The Strip’s largest casino operator is ready to put 2025 in the rearview mirror, as the city’s tourism slump weighed on its fourth-quarter and full-year results.
MGM Resorts International’s Las Vegas Strip operations, which include nine casinos and four non-gaming hotels, generated $8.4 billion in net revenue last year, down 4 percent, and $2.9 billion in core operating earnings, an 8 percent decline from 2024, according to public financial filings. In the final three months of 2025, MGM’s Strip operations posted $2.2 billion in net revenue, a 3 percent drop, with $735 million in core operating earnings, down 4 percent from the same quarter a year earlier.
Despite the softer results, MGM executives struck an optimistic tone about Las Vegas in 2026 during a quarterly earnings call on Thursday. The call was conducted a week ahead of schedule because the financial documents were inadvertently published early.
MGM Resorts President and CEO Bill Hornbuckle said 2025 “marked a return to a more balanced environment” in Las Vegas after “several years of exceptional growth.” He noted that slot win hit a record last year, and that the company’s luxury Strip properties — Aria, Bellagio and The Cosmopolitan — continued to outperform.
The completion of the $300 million MGM Grand room renovation, which was a drag on results earlier in the year, helped stabilize fourth-quarter results, and the company expects the refreshed rooms to lift performance in 2026.
“’24 was an amazing year, and so ‘25 was difficult,” Hornbuckle told investors and analysts during the earnings call. “But, generally speaking, we feel very positive. Positive enough to think that we’re going to exit 26 on an up.”
MGM executives said Las Vegas is showing signs of stabilization heading into 2026, with demand improving across several key demand drivers.
Hornbuckle highlighted that group and convention bookings are pacing ahead of last year, and a packed calendar of major trade shows and events is expected to bring visitors to the city throughout the year. He said the Las Vegas-based company expects mid-single-digit revenue growth on the Strip in 2026, supported by both leisure and group business.

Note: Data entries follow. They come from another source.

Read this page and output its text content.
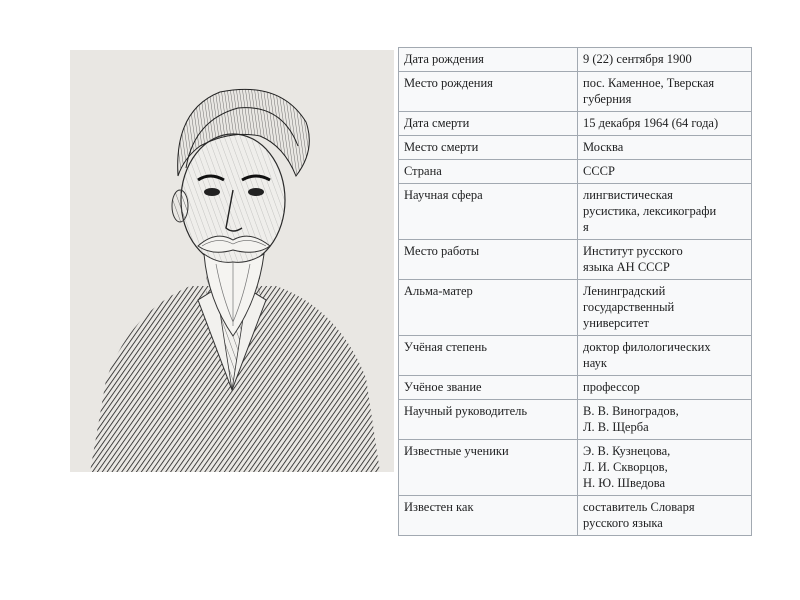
Дата рождения	9 (22) сентября 1900
Место рождения	пос. Каменное, Тверская
губерния
Дата смерти	15 декабря 1964 (64 года)
Место смерти	Москва
Страна	СССР
Научная сфера	лингвистическая
русистика, лексикографи
я
Место работы	Институт русского
языка АН СССР
Альма-матер	Ленинградский
государственный
университет
Учёная степень	доктор филологических
наук
Учёное звание	профессор
Научный руководитель	В. В. Виноградов,
Л. В. Щерба
Известные ученики	Э. В. Кузнецова,
Л. И. Скворцов,
Н. Ю. Шведова
Известен как	составитель Словаря
русского языка
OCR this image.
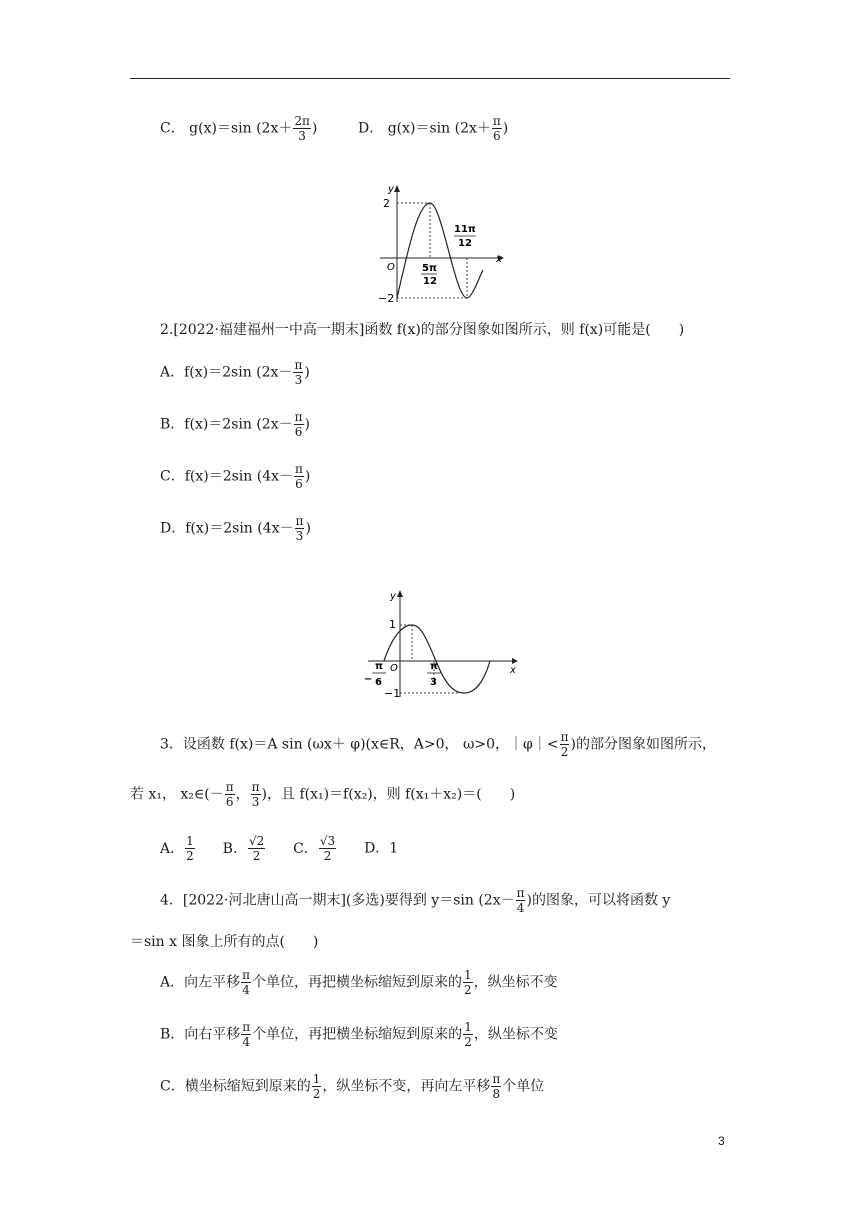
C． g(x)＝sin ($2x+ \frac{2\pi}{3}$ )	D． g(x)＝sin ($2x+ \frac{\pi}{6}$ )
y
x
O
2
−2
5π
12
11π
12
2.[2022·福建福州一中高一期末]函数 f(x)的部分图象如图所示，则 f(x)可能是(　　)
A．f(x)＝2sin ($2x- \frac{\pi}{3}$ )
B．f(x)＝2sin ($2x- \frac{\pi}{6}$ )
C．f(x)＝2sin ($4x- \frac{\pi}{6}$ )
D．f(x)＝2sin ($4x- \frac{\pi}{3}$ )
y
x
O
1
−1
−
π
6
π
3
3．设函数 f(x)＝A sin (ωx＋ φ)(x∈R，A>0， ω>0，｜φ｜< $\frac{\pi}{2}$ )的部分图象如图所示，
若 x₁， x₂∈(－ $\frac{\pi}{6}$ ， $\frac{\pi}{3}$ )，且 f(x₁)＝f(x₂)，则 f(x₁＋x₂)＝(　　)
A． $\frac{1}{2}$ B． $\frac{√2}{2}$ C． $\frac{√3}{2}$ D．1
4．[2022·河北唐山高一期末](多选)要得到 y＝sin ($2x- \frac{\pi}{4}$ )的图象，可以将函数 y
＝sin x 图象上所有的点(　　)
A．向左平移 $\frac{\pi}{4}$ 个单位，再把横坐标缩短到原来的 $\frac{1}{2}$ ，纵坐标不变
B．向右平移 $\frac{\pi}{4}$ 个单位，再把横坐标缩短到原来的 $\frac{1}{2}$ ，纵坐标不变
C．横坐标缩短到原来的 $\frac{1}{2}$ ，纵坐标不变，再向左平移 $\frac{\pi}{8}$ 个单位
3
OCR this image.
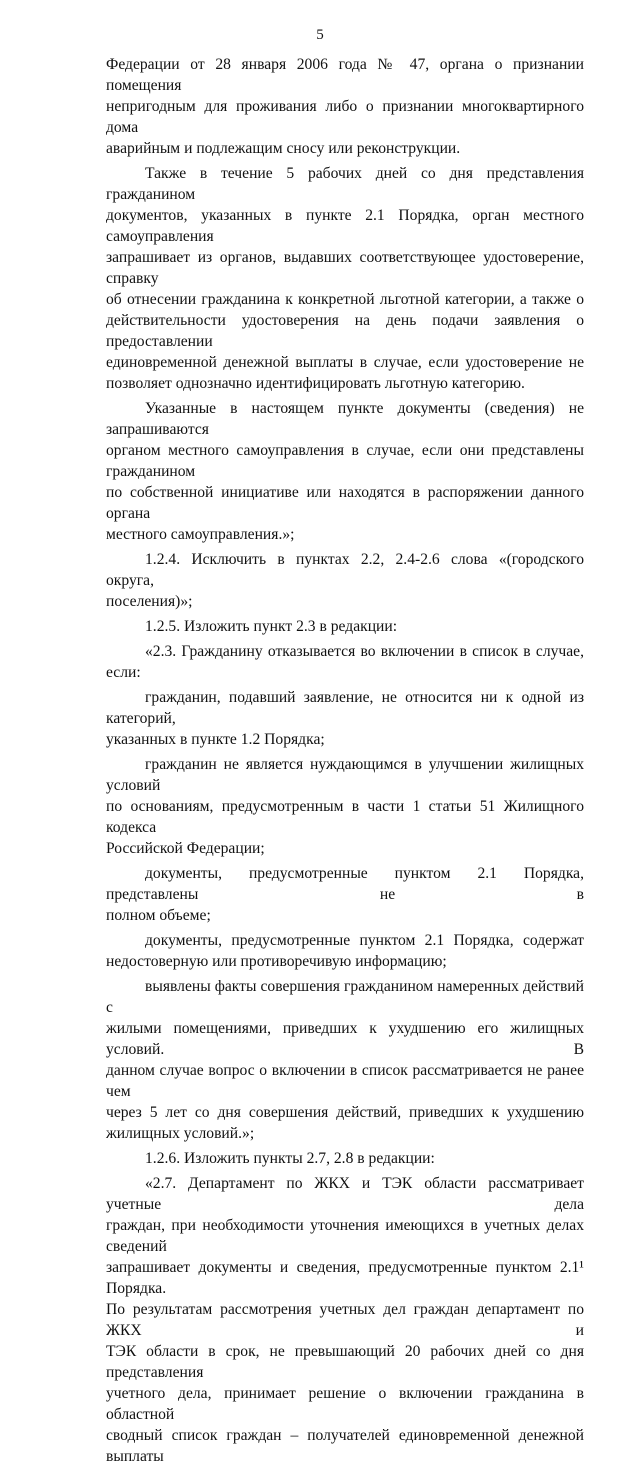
5
Федерации от 28 января 2006 года № 47, органа о признании помещения
непригодным для проживания либо о признании многоквартирного дома
аварийным и подлежащим сносу или реконструкции.
Также в течение 5 рабочих дней со дня представления гражданином
документов, указанных в пункте 2.1 Порядка, орган местного самоуправления
запрашивает из органов, выдавших соответствующее удостоверение, справку
об отнесении гражданина к конкретной льготной категории, а также о
действительности удостоверения на день подачи заявления о предоставлении
единовременной денежной выплаты в случае, если удостоверение не
позволяет однозначно идентифицировать льготную категорию.
Указанные в настоящем пункте документы (сведения) не запрашиваются
органом местного самоуправления в случае, если они представлены гражданином
по собственной инициативе или находятся в распоряжении данного органа
местного самоуправления.»;
1.2.4. Исключить в пунктах 2.2, 2.4-2.6 слова «(городского округа,
поселения)»;
1.2.5. Изложить пункт 2.3 в редакции:
«2.3. Гражданину отказывается во включении в список в случае, если:
гражданин, подавший заявление, не относится ни к одной из категорий,
указанных в пункте 1.2 Порядка;
гражданин не является нуждающимся в улучшении жилищных условий
по основаниям, предусмотренным в части 1 статьи 51 Жилищного кодекса
Российской Федерации;
документы, предусмотренные пунктом 2.1 Порядка, представлены не в
полном объеме;
документы, предусмотренные пунктом 2.1 Порядка, содержат
недостоверную или противоречивую информацию;
выявлены факты совершения гражданином намеренных действий с
жилыми помещениями, приведших к ухудшению его жилищных условий. В
данном случае вопрос о включении в список рассматривается не ранее чем
через 5 лет со дня совершения действий, приведших к ухудшению
жилищных условий.»;
1.2.6. Изложить пункты 2.7, 2.8 в редакции:
«2.7. Департамент по ЖКХ и ТЭК области рассматривает учетные дела
граждан, при необходимости уточнения имеющихся в учетных делах сведений
запрашивает документы и сведения, предусмотренные пунктом 2.1¹ Порядка.
По результатам рассмотрения учетных дел граждан департамент по ЖКХ и
ТЭК области в срок, не превышающий 20 рабочих дней со дня представления
учетного дела, принимает решение о включении гражданина в областной
сводный список граждан – получателей единовременной денежной выплаты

“We exited 2025 with Las Vegas showing signs of stabilization and an improving trajectory,” Hornbuckle said Thursday. “We continue to see those positive trends as we begin 2026 and expect to make even greater progress from a reset baseline in Las Vegas.”
The company highlighted operational improvements and technology upgrades as part of its recovery strategy. Digital check-ins at top-tier resorts rose 18 percent last year, while AI-powered concierge tools handled more than 1 million guest chats, which executives said is helping reduce wait and check-in times.
On a companywide basis, MGM Resorts reported $17.5 billion in net revenue in 2025, up 2 percent from 2024, and $2.4 billion in consolidated adjusted EBITDA, an increase of 1 percent. The results reflect the combined performance of the Strip, regional operations, MGM China, and MGM Digital, as well as growth in its BetMGM North America venture.